In recent years, deep learning models have been effective in areas such as CV and NLP [
7,
8], especially in TER [
9,
10]. Compared with traditional entity recognition methods, deep learning can automatically learn critical features and higher-order abstract features from the original dataset, avoiding the need for domain experts to define rules or carry out complex feature engineering manually. Because it can use many parameters, it has apparent advantages in applying deep semantic knowledge and alleviating data sparsity [
11]. It maps raw textual data into a vector or matrix space. It maps words to their corresponding entity classes using different neural networks [
12]. The toponymic entity recognition model based on deep learning mainly comprises an embedding layer, a feature encoding layer, and a label decoding layer. Among them, the feature encoding layer mainly includes Convolutional Neural Networks (CNNs), Recurrent Neural Networks (RNNs), Long Short-Term Memory (LSTM), Gated Recurrent Units (GRUs), as well as Hybrid Neural Networks and Attention Mechanisms. CNNs can increase computation speed by parallelizing data processing and, therefore, have a faster computational efficiency. Gritta M et al. proposed a new approach to systematically encoding geographic metadata in conjunction with CNNs [
13]. This approach involves converting place names in natural language text into corresponding latitude and longitude coordinates and combining them with map information to improve the robustness of the model with a joint training approach. Kumar A et al. faced the problems of unreliable fields, grammatical errors, and non-standard abbreviations of place name information on Twitter. They proposed a CNN-based model that extracts geolocation information from Twitter and achieves an F1 of 96.0% [
14]. CNNs have the problem of missing contextual information when processing long text or sequence data. RNNs are superior to CNNs in terms of performance in processing sequence data and can better capture the dependencies between sequence data.

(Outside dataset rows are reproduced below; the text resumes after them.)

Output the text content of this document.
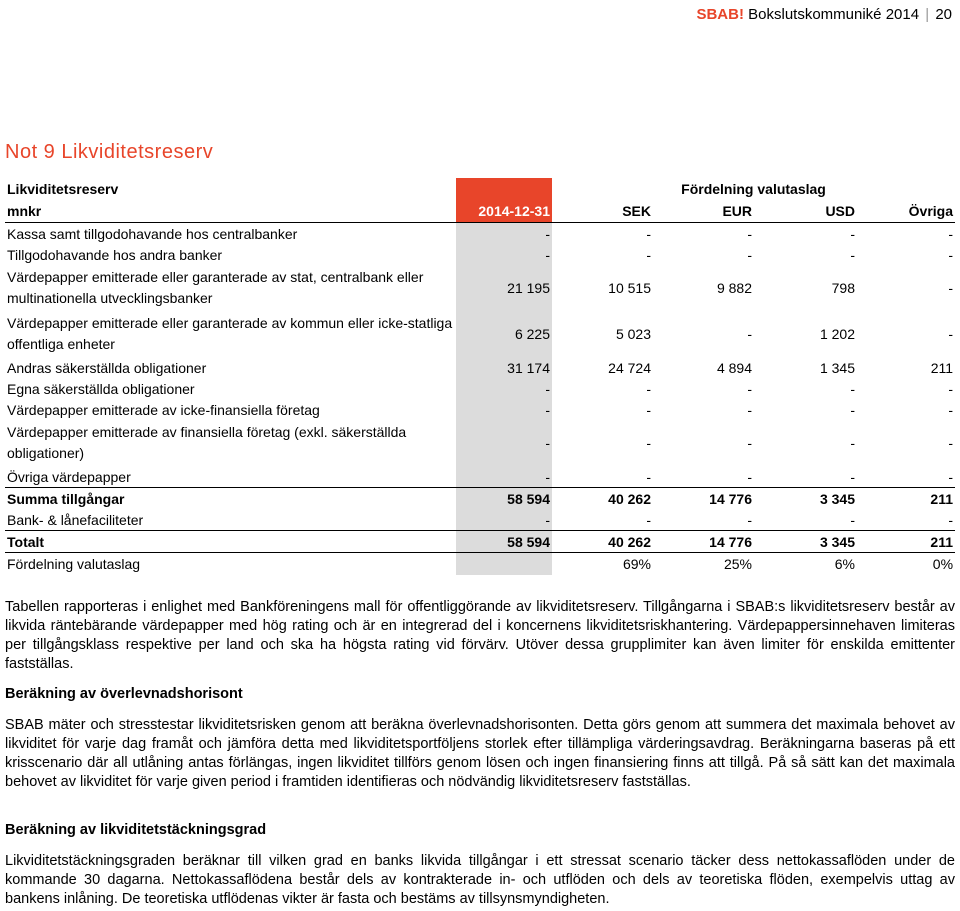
SBAB! Bokslutskommuniké 2014 | 20
Not 9 Likviditetsreserv
Likviditetsreserv		Fördelning valutaslag			
mnkr	2014-12-31	SEK	EUR	USD	Övriga
Kassa samt tillgodohavande hos centralbanker	-	-	-	-	-
Tillgodohavande hos andra banker	-	-	-	-	-
Värdepapper emitterade eller garanterade av stat, centralbank eller multinationella utvecklingsbanker	21 195	10 515	9 882	798	-
Värdepapper emitterade eller garanterade av kommun eller icke-statliga offentliga enheter	6 225	5 023	-	1 202	-
Andras säkerställda obligationer	31 174	24 724	4 894	1 345	211
Egna säkerställda obligationer	-	-	-	-	-
Värdepapper emitterade av icke-finansiella företag	-	-	-	-	-
Värdepapper emitterade av finansiella företag (exkl. säkerställda obligationer)	-	-	-	-	-
Övriga värdepapper	-	-	-	-	-
Summa tillgångar	58 594	40 262	14 776	3 345	211
Bank- & lånefaciliteter	-	-	-	-	-
Totalt	58 594	40 262	14 776	3 345	211
Fördelning valutaslag		69%	25%	6%	0%
Tabellen rapporteras i enlighet med Bankföreningens mall för offentliggörande av likviditetsreserv. Tillgångarna i SBAB:s likviditetsreserv består av likvida räntebärande värdepapper med hög rating och är en integrerad del i koncernens likviditetsriskhantering. Värdepappersinnehaven limiteras per tillgångsklass respektive per land och ska ha högsta rating vid förvärv. Utöver dessa grupplimiter kan även limiter för enskilda emittenter fastställas.
Beräkning av överlevnadshorisont
SBAB mäter och stresstestar likviditetsrisken genom att beräkna överlevnadshorisonten. Detta görs genom att summera det maximala behovet av likviditet för varje dag framåt och jämföra detta med likviditetsportföljens storlek efter tillämpliga värderingsavdrag. Beräkningarna baseras på ett krisscenario där all utlåning antas förlängas, ingen likviditet tillförs genom lösen och ingen finansiering finns att tillgå. På så sätt kan det maximala behovet av likviditet för varje given period i framtiden identifieras och nödvändig likviditetsreserv fastställas.
Beräkning av likviditetstäckningsgrad
Likviditetstäckningsgraden beräknar till vilken grad en banks likvida tillgångar i ett stressat scenario täcker dess nettokassaflöden under de kommande 30 dagarna. Nettokassaflödena består dels av kontrakterade in- och utflöden och dels av teoretiska flöden, exempelvis uttag av bankens inlåning. De teoretiska utflödenas vikter är fasta och bestäms av tillsynsmyndigheten.
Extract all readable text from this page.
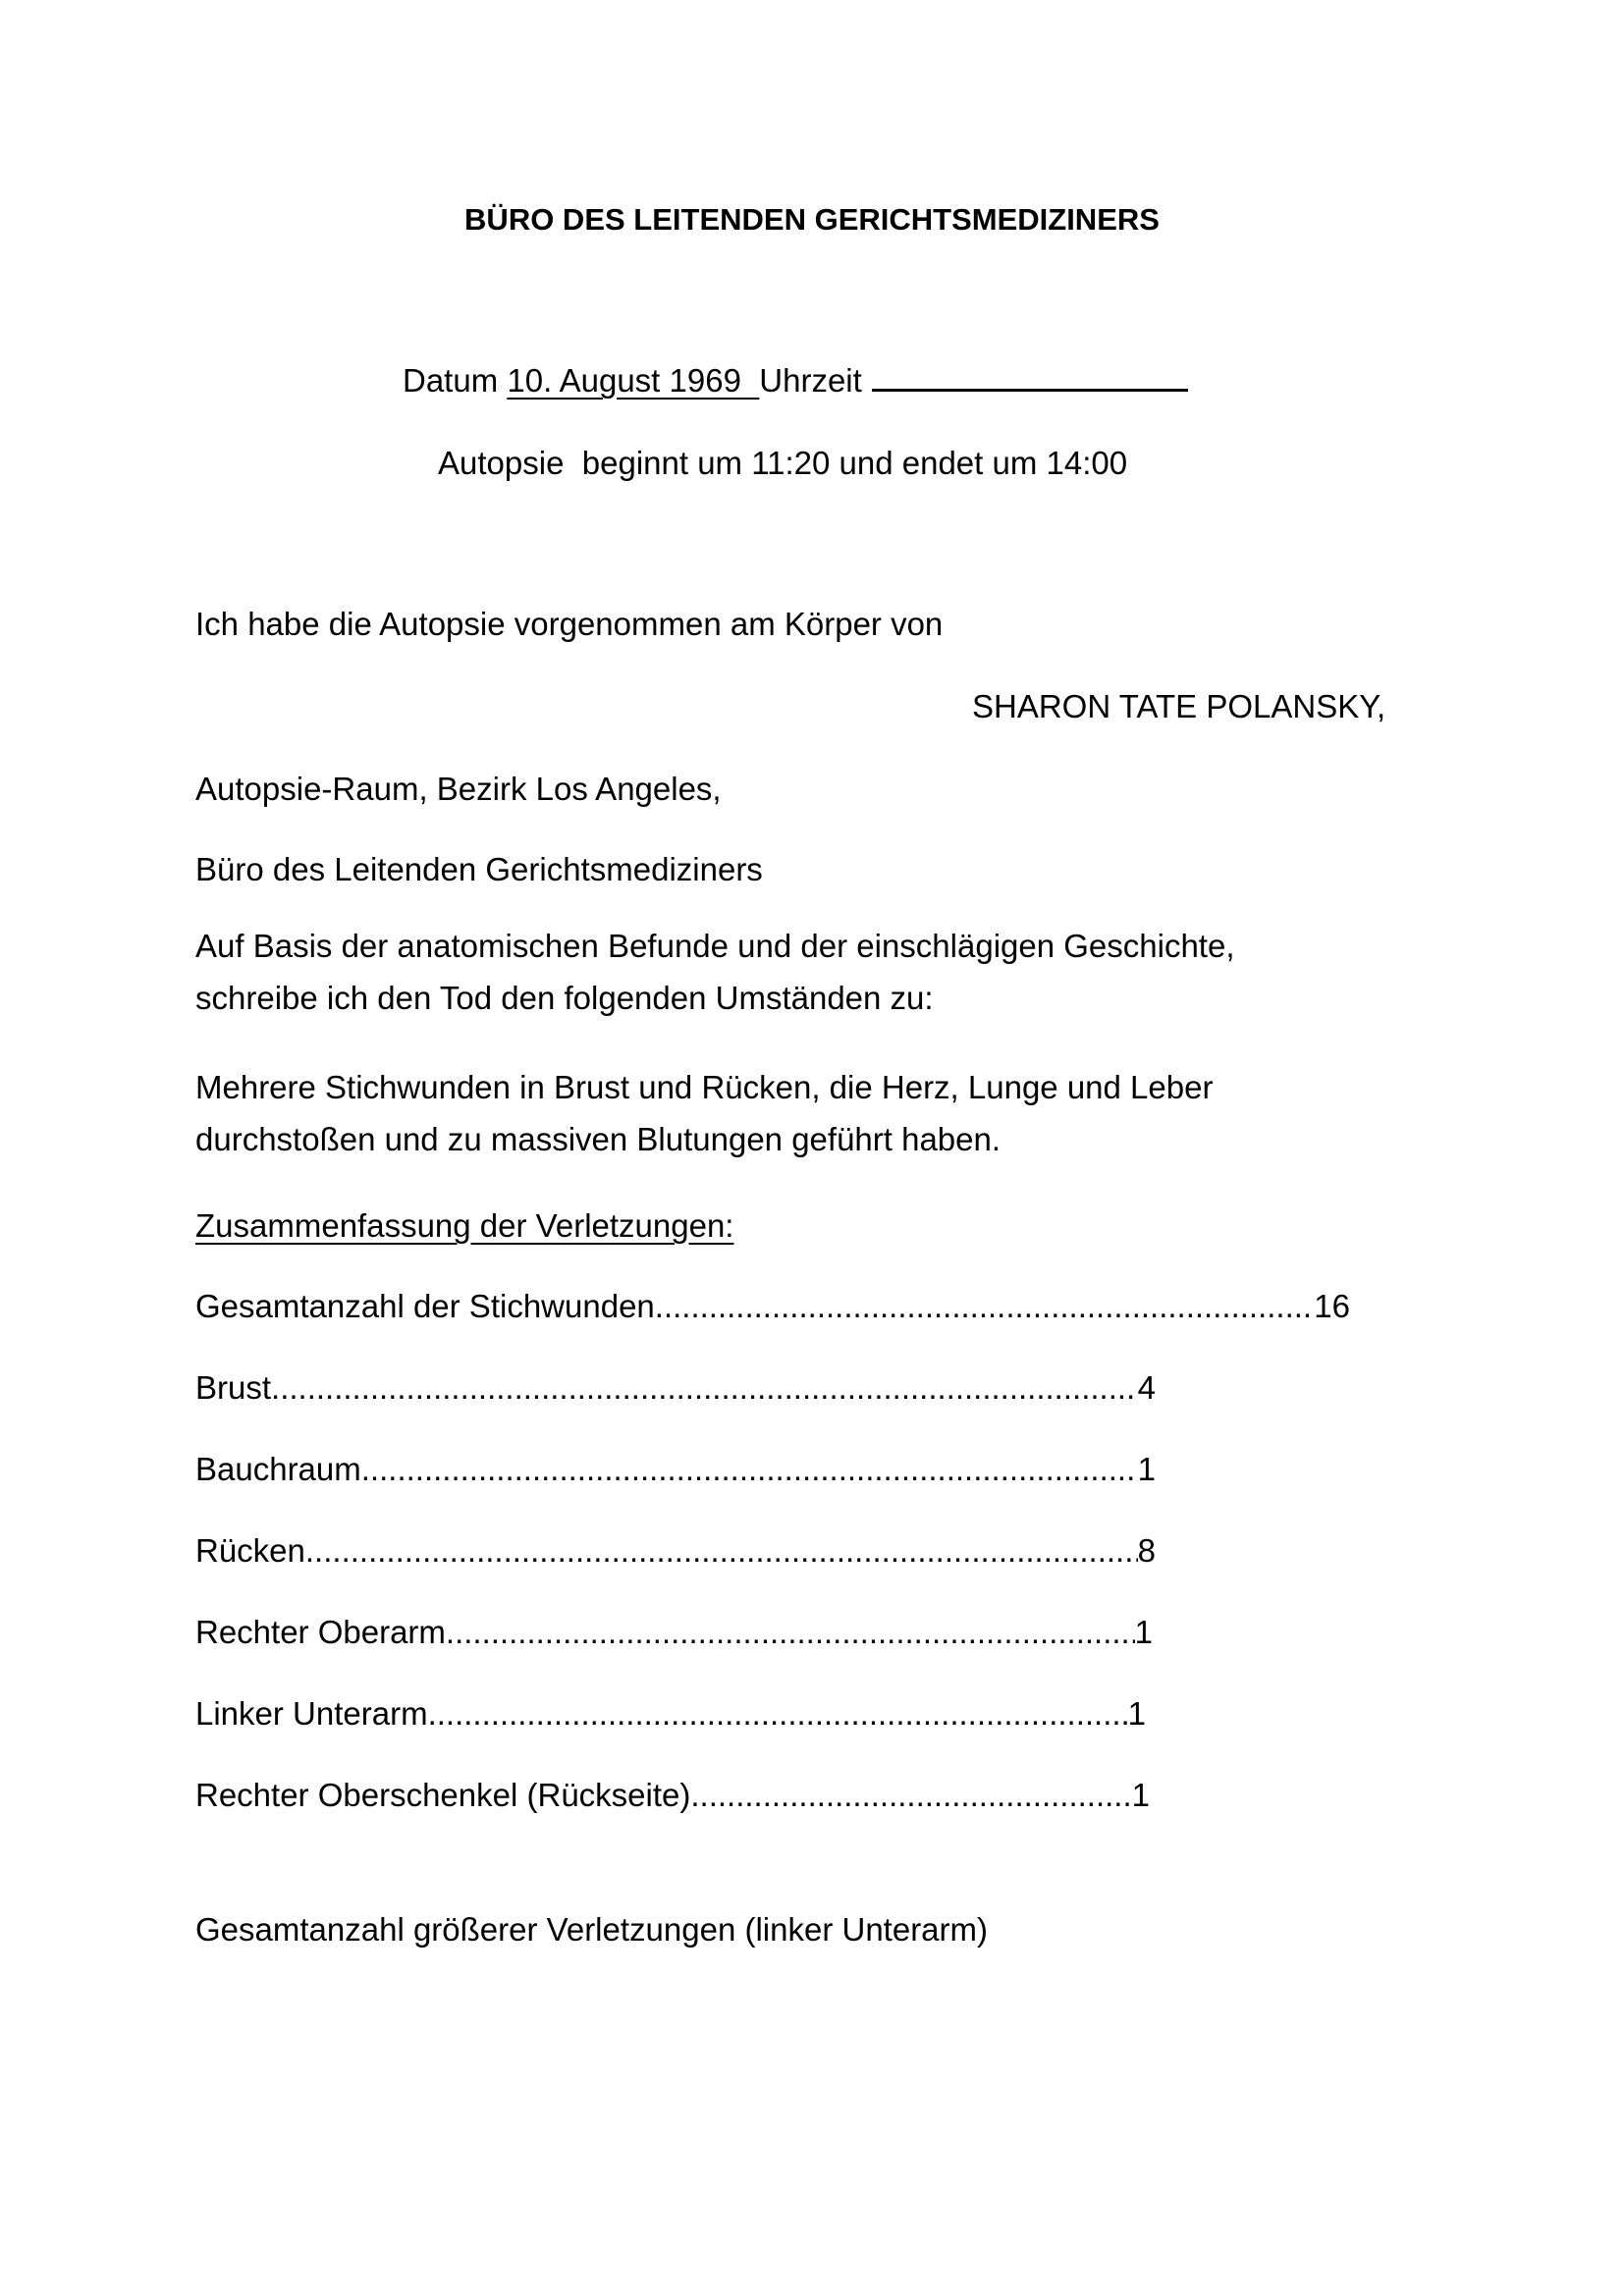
BÜRO DES LEITENDEN GERICHTSMEDIZINERS
Datum 10. August 1969 Uhrzeit
Autopsie  beginnt um 11:20 und endet um 14:00
Ich habe die Autopsie vorgenommen am Körper von
SHARON TATE POLANSKY,
Autopsie-Raum, Bezirk Los Angeles,
Büro des Leitenden Gerichtsmediziners
Auf Basis der anatomischen Befunde und der einschlägigen Geschichte, schreibe ich den Tod den folgenden Umständen zu:
Mehrere Stichwunden in Brust und Rücken, die Herz, Lunge und Leber durchstoßen und zu massiven Blutungen geführt haben.
Zusammenfassung der Verletzungen:
Gesamtanzahl der Stichwunden .....	16
Brust .....	4
Bauchraum .....	1
Rücken .....	8
Rechter Oberarm .....	1
Linker Unterarm .....	1
Rechter Oberschenkel (Rückseite) .....	1
Gesamtanzahl größerer Verletzungen (linker Unterarm)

By analytically comparing ARIMA, LSTM, and BiLSTM models, Siami-Namini et al. verified that training data in the opposite direction helps sequence modeling and can significantly improve the accuracy of time series [
15]. Chen T et al. proposed a divide-and-conquer approach by first classifying sentences into three different types using Bilstm-CRF and then utilizing 1d-CNNs to perform sentiment analysis on each type of sentence, which effectively improves the performance of sentence-level sentiment analysis [
16]. Shen Si et al. proposed an RNN-based Chinese character-level annotation model by combining RNNs and Chinese word features, which significantly improved the F1 value of toponymic entities [
17]. Rhanoui M et al. addressed the problems of large data size and conflicting viewpoints in the task of document-level sentiment analysis by constructing a CNN-BiLSTM model for extended text viewpoint analysis using word embedding in Doc2vec. They obtained excellent results on a French newspaper article [
18]. Peng N et al. attempted to train NER and disambiguation as a joint task using an LSTM-CRF model, which improved the F1 value by almost 5% on the results of previous studies [
19]. Lu W et al. constructed a model for prediction by combining CNNs, BiLSTM, and Attention Mechanisms for nonlinear time series such as stock price and obtained better results [
20]. Dong C et al. constructed a BiLSTM-CRF model based on character-level and part-level feature representations for Chinese-named entity recognition. They achieved the best F1 value of 90.95% on the MSRA dataset [
21]. With the development of pre-trained language models (PTLM) such as BERT, PTLM can capture most of the semantic information of Chinese characters in a better way compared with previous studies. Ning X et al. introduced bi-directional attention routing and sausage measure to project data onto complex surfaces with nonlinear mapping, which enables the approximation of any nonlinear function with arbitrary accuracy and maintains the local responsiveness of the capsule entities. The experimental results are excellent [
22]. Ma K et al. proposed a neural network model based on BERT-BiLSTM-CRF for Chinese place name entity recognition, which performs well on MSRA, GeoTR-20, and other datasets [
23]. Ziniu W et al. proposed a hybrid neural network model based on BERT to address the problems of not fully considering the context and ignoring the local features in the NER task by combining the BiLSTM and IDCNN models to extract the features, which resulted in a 4.79% improvement in the F1 value compared with the baseline model on the CLUENER dataset [
24].
Deep learning has made superior progress in TER tasks. However, problems that need to be addressed, such as data scarcity, difficulty in contextualizing contextual understanding, and place name ambiguity. These problems mentioned above are also reflected in the field of Genglubu. First, Genglubu has high scarcity as it is a kind of literature containing unique geographical features. Its data samples are small, and the data available for training are limited. These problems cause difficulties for the model in discovering hidden features in the data. Second, the way of documentation in Genglubu differs from modern times, especially the rich contextualized information in Chinese. Finally, the phenomenon that the same name can be used as both a place name and an orientation exists in Genglubu, increasing the ambiguity in the corpus. Based on the above research results, this paper utilizes deep learning models to research toponymic entity recognition in Genglubu.